June 11, 2010
The Christian Journey
Feast emphasizes Christ’s presence
BY FATHER JIM SAUER
Last Sunday’s Feast of the Most Holy Body and Blood of the Lord began in the early 1200s by Juliana of Liege, Belgium, who encouraged a feast to honor Christ’s Eucharistic presence. There was a definite need to include a feast to emphasize Christ’s real presence in the Eucharist at that point in the Church.
The reason comes from a long-standing Church principle — “when a truth of faith is under attack, then a doctrine of the faith is proclaimed.” Great controversies were attacking the Church’s belief in Christ’s real presence in the Eucharist in the 10th century, reaching a climax in the Protestant Reformation in the 1500s. Questions abounded regarding the exact moment when Christ’s presence occurred. The people’s rare reception of Communion at this time gave rise to the church law that the faithful must go to confession (if they were guilty of mortal sin) and receive Communion at least annually before Trinity Sunday. We can easily understand how the people’s desire to see the consecrated host in adoration of Christ in the Eucharist became overwhelming.

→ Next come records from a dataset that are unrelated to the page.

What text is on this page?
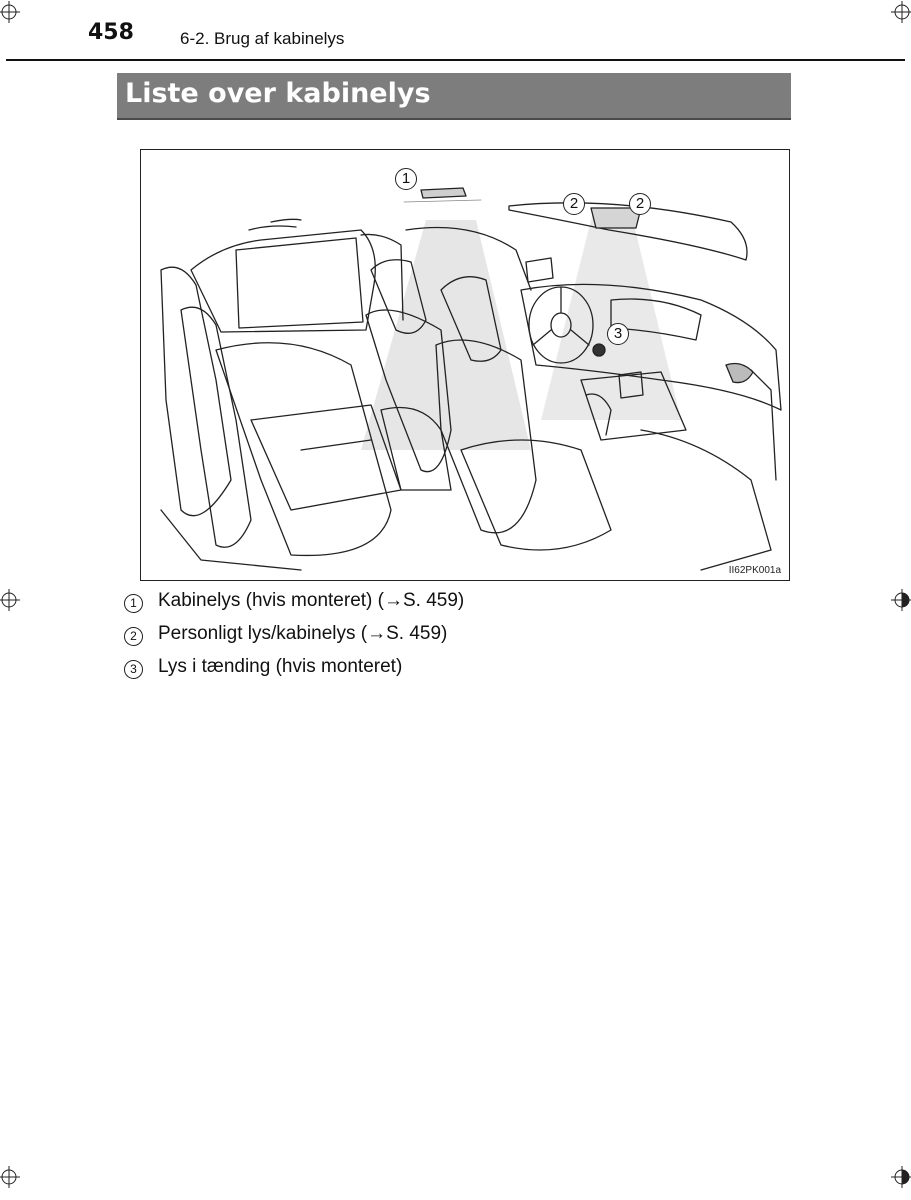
458	6-2. Brug af kabinelys
Liste over kabinelys
1
2	2
3
II62PK001a
1	Kabinelys (hvis monteret) (→S. 459)
2	Personligt lys/kabinelys (→S. 459)
3	Lys i tænding (hvis monteret)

Additional devotions developed — such as visits to and processions with the Blessed Sacrament, Eucharistic Exposition and Benediction. We might say that these practices nurtured the people’s Eucharistic spirituality. Unfortunately, they slowly became disconnected with a Mass recited to Latin, a language unknown to much of the uneducated populace. These Eucharistic customs, however, met the needs of God’s people in a particular social, cultural, and religious era.

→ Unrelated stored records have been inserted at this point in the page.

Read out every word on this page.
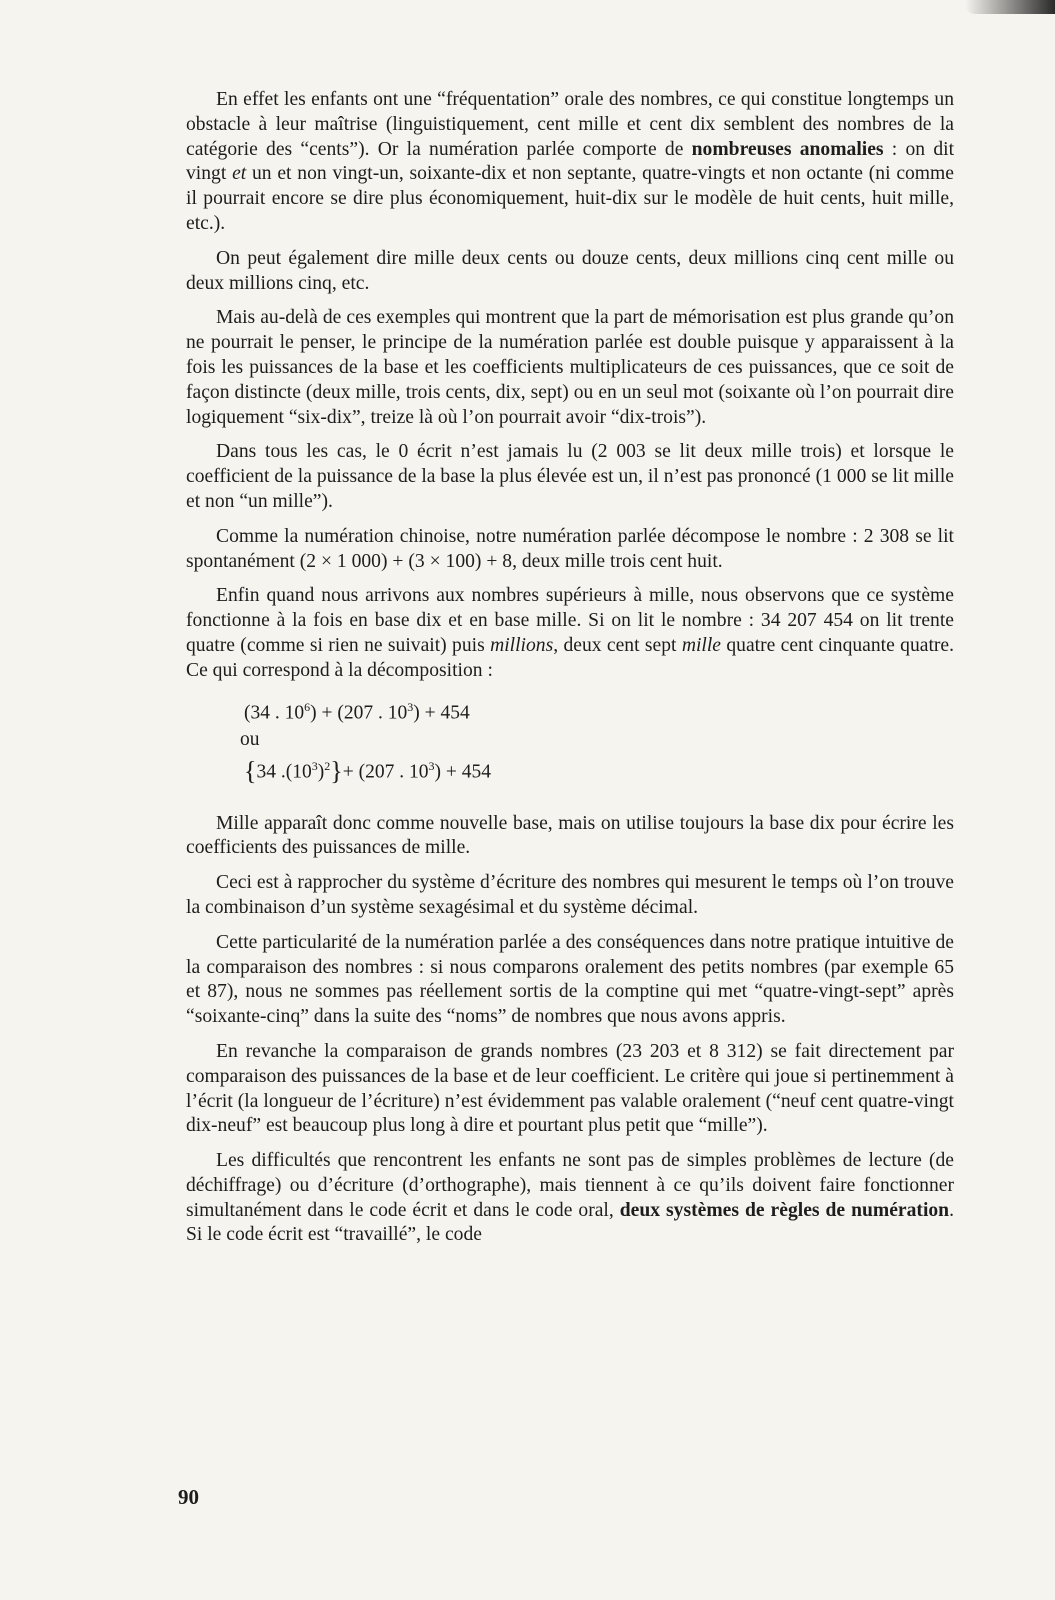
En effet les enfants ont une “fréquentation” orale des nombres, ce qui constitue longtemps un obstacle à leur maîtrise (linguistiquement, cent mille et cent dix semblent des nombres de la catégorie des “cents”). Or la numération parlée comporte de nombreuses anomalies : on dit vingt et un et non vingt-un, soixante-dix et non septante, quatre-vingts et non octante (ni comme il pourrait encore se dire plus économiquement, huit-dix sur le modèle de huit cents, huit mille, etc.).

On peut également dire mille deux cents ou douze cents, deux millions cinq cent mille ou deux millions cinq, etc.

Mais au-delà de ces exemples qui montrent que la part de mémorisation est plus grande qu’on ne pourrait le penser, le principe de la numération parlée est double puisque y apparaissent à la fois les puissances de la base et les coefficients multiplicateurs de ces puissances, que ce soit de façon distincte (deux mille, trois cents, dix, sept) ou en un seul mot (soixante où l’on pourrait dire logiquement “six-dix”, treize là où l’on pourrait avoir “dix-trois”).

Dans tous les cas, le 0 écrit n’est jamais lu (2 003 se lit deux mille trois) et lorsque le coefficient de la puissance de la base la plus élevée est un, il n’est pas prononcé (1 000 se lit mille et non “un mille”).

Comme la numération chinoise, notre numération parlée décompose le nombre : 2 308 se lit spontanément (2 × 1 000) + (3 × 100) + 8, deux mille trois cent huit.

Enfin quand nous arrivons aux nombres supérieurs à mille, nous observons que ce système fonctionne à la fois en base dix et en base mille. Si on lit le nombre : 34 207 454 on lit trente quatre (comme si rien ne suivait) puis millions, deux cent sept mille quatre cent cinquante quatre. Ce qui correspond à la décomposition :

(34 . $10^6) + (207$ . $10^3) + 454$
ou
{34 $.(10^3)^2\}+ (207$ . $10^3) + 454$

Mille apparaît donc comme nouvelle base, mais on utilise toujours la base dix pour écrire les coefficients des puissances de mille.

Ceci est à rapprocher du système d’écriture des nombres qui mesurent le temps où l’on trouve la combinaison d’un système sexagésimal et du système décimal.

Cette particularité de la numération parlée a des conséquences dans notre pratique intuitive de la comparaison des nombres : si nous comparons oralement des petits nombres (par exemple 65 et 87), nous ne sommes pas réellement sortis de la comptine qui met “quatre-vingt-sept” après “soixante-cinq” dans la suite des “noms” de nombres que nous avons appris.

En revanche la comparaison de grands nombres (23 203 et 8 312) se fait directement par comparaison des puissances de la base et de leur coefficient. Le critère qui joue si pertinemment à l’écrit (la longueur de l’écriture) n’est évidemment pas valable oralement (“neuf cent quatre-vingt dix-neuf” est beaucoup plus long à dire et pourtant plus petit que “mille”).

Les difficultés que rencontrent les enfants ne sont pas de simples problèmes de lecture (de déchiffrage) ou d’écriture (d’orthographe), mais tiennent à ce qu’ils doivent faire fonctionner simultanément dans le code écrit et dans le code oral, deux systèmes de règles de numération. Si le code écrit est “travaillé”, le code

90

The Eucharistic customs of those days, however, weakened the unity between the intimate connection between the Eucharistic Body of Christ and the Church as Christ’s Body. The Mass did little to support the assembly expressing itself as the body of Christ. The people passively “watched the Mass unfold before them” with minimal participation. On rare occasions, parishioners did receive communion expressing their good standing in the church.

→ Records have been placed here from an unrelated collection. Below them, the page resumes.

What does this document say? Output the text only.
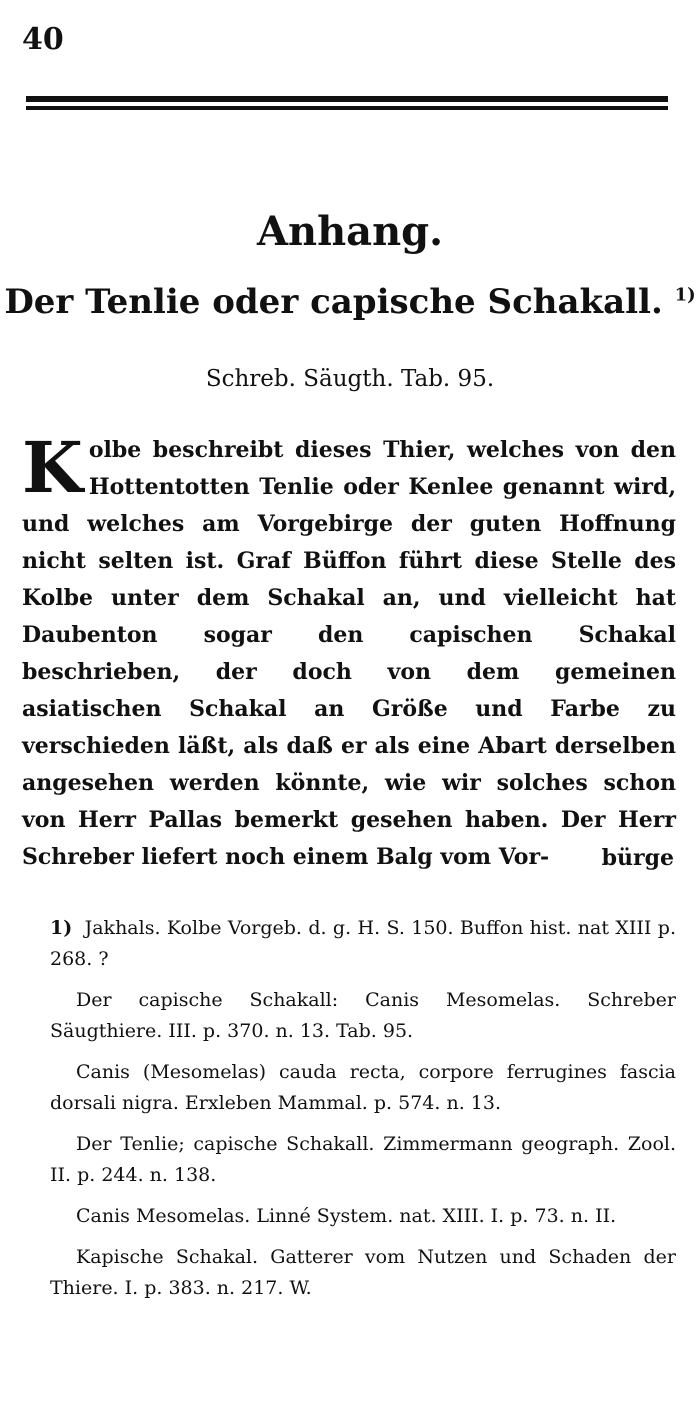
40
Anhang.
Der Tenlie oder capische Schakall. $^{1)}$
Schreb. Säugth. Tab. 95.
K olbe beschreibt dieses Thier, welches von den Hottentotten Tenlie oder Kenlee genannt wird, und welches am Vorgebirge der guten Hoffnung nicht selten ist. Graf Büffon führt diese Stelle des Kolbe unter dem Schakal an, und vielleicht hat Daubenton sogar den capischen Schakal beschrieben, der doch von dem gemeinen asiatischen Schakal an Größe und Farbe zu verschieden läßt, als daß er als eine Abart derselben angesehen werden könnte, wie wir solches schon von Herr Pallas bemerkt gesehen haben. Der Herr Schreber liefert noch einem Balg vom Vor-	bürge

1) Jakhals. Kolbe Vorgeb. d. g. H. S. 150. Buffon hist. nat XIII p. 268. ?

Der capische Schakall: Canis Mesomelas. Schreber Säugthiere. III. p. 370. n. 13. Tab. 95.

Canis (Mesomelas) cauda recta, corpore ferrugines fascia dorsali nigra. Erxleben Mammal. p. 574. n. 13.

Der Tenlie; capische Schakall. Zimmermann geograph. Zool. II. p. 244. n. 138.

Canis Mesomelas. Linné System. nat. XIII. I. p. 73. n. II.

Kapische Schakal. Gatterer vom Nutzen und Schaden der Thiere. I. p. 383. n. 217. W.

The Eucharist as the Body of Christ and the Church as the body of Christ were both controversial issues in the 16th century. The Council of Trent reaffirmed Christ’s Eucharistic real presence. Four hundred years later, Vatican II restored the Church identity as the Body of Christ. Sharing the Lord’s Eucharistic Body and Blood deepens our communion with him and with one another.
Vatican II’s Liturgy Document states “The faithful offer the Eucharistic sacrifice with the priest” with the “full, active participation by all the people as the goal of every liturgy” (par. 14). Christ is present in the person of the minister and especially in the Eucharistic species. The Church teaches that Christ is also present in all the sacraments, in his Word, and in the entire gathering Church” (par. 7).
Vatican II has been faithful to these ideas. Receiving the Lord’s body and blood is the normal completion of the Eucharistic Celebration. The Communion Rite’s symbolic actions have a communal meaning. The sign of peace is a plea for unity for the church and the human family, and a sign of mutual love. The breaking of bread “expresses that we, who are many, are one body, by sharing in the one bread of Christ.” Receiving the Lord’s Body from hosts consecrated at the same Mass and sharing in the chalice reveals our participation in the sacrifice offered HERE AND NOW. The communion song shows our communion as we process to receive Christ’s Body.
When St. Augustine (d. 430) held the Sacred Body and Blood before the assembly prior to communion, he would proclaim the great mystery before them in these words “Believe what you see; receive what you believe; become what you receive. Happy are those called to his banquet.”